Phasing out or minimizing grades is another possibility, Xie says. If a teacher’s feedback to students is more individualized and focused on process—rather than just assigning a quantitative value to the final product—students might be less inclined to cheat with AI. More frequent lower-stakes assignments could also help. Qualitative feedback and assessing a larger volume of student work both take more time and effort from teachers, but here again, Xie believes generative AI could be used as a tool to speed up the process.
ChatGPT might also be useful for students in the idea-formation process for any assignment as a brainstorming partner to bounce thoughts off of, O’Byrne says. By teaching students how to apply AI tools for their own benefit, clearly outlining expectations for ethical use and encouraging transparency, educators could end up with tech-savvier pupils who would be less prone to let AI steer the whole ship. Other strategies might include using assessments that avoid a focus on rote memorization and instead shift toward more analysis and synthesis.
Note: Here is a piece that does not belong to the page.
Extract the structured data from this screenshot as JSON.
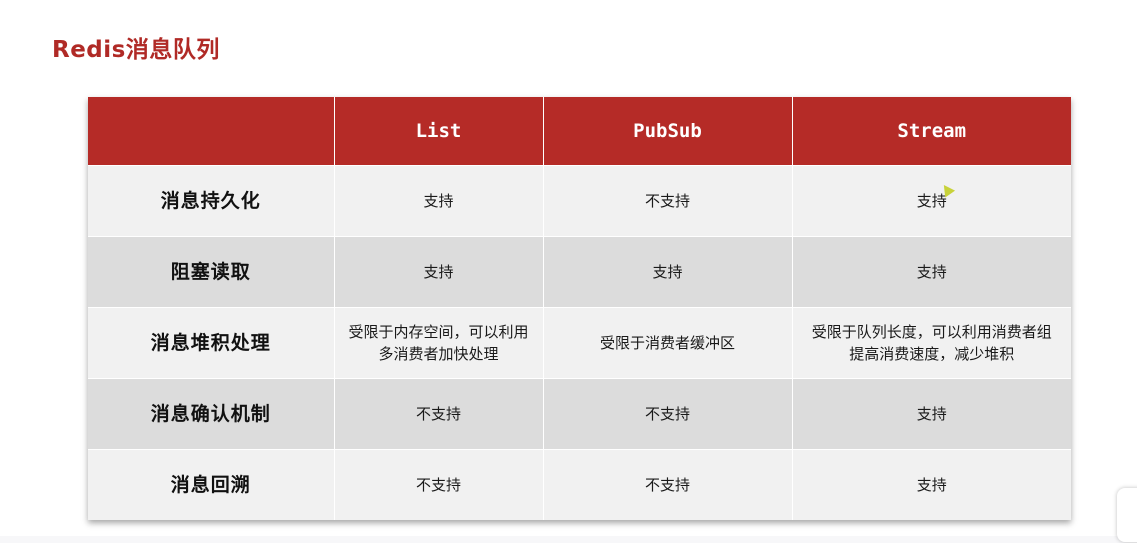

The N.Y.U. Abu Dhabi study found that ChatGPT was most adept at generating responses to fact-based questions; it fell significantly behind human students’ performance when it was given conceptual prompts.
In an ideal world, our relationship with generative AI might end up similar to the one we have with calculators and spellcheck, Magliano says. All are tools with helpful and less helpful applications. It’s just a matter of ensuring students know when to use them—and when not to.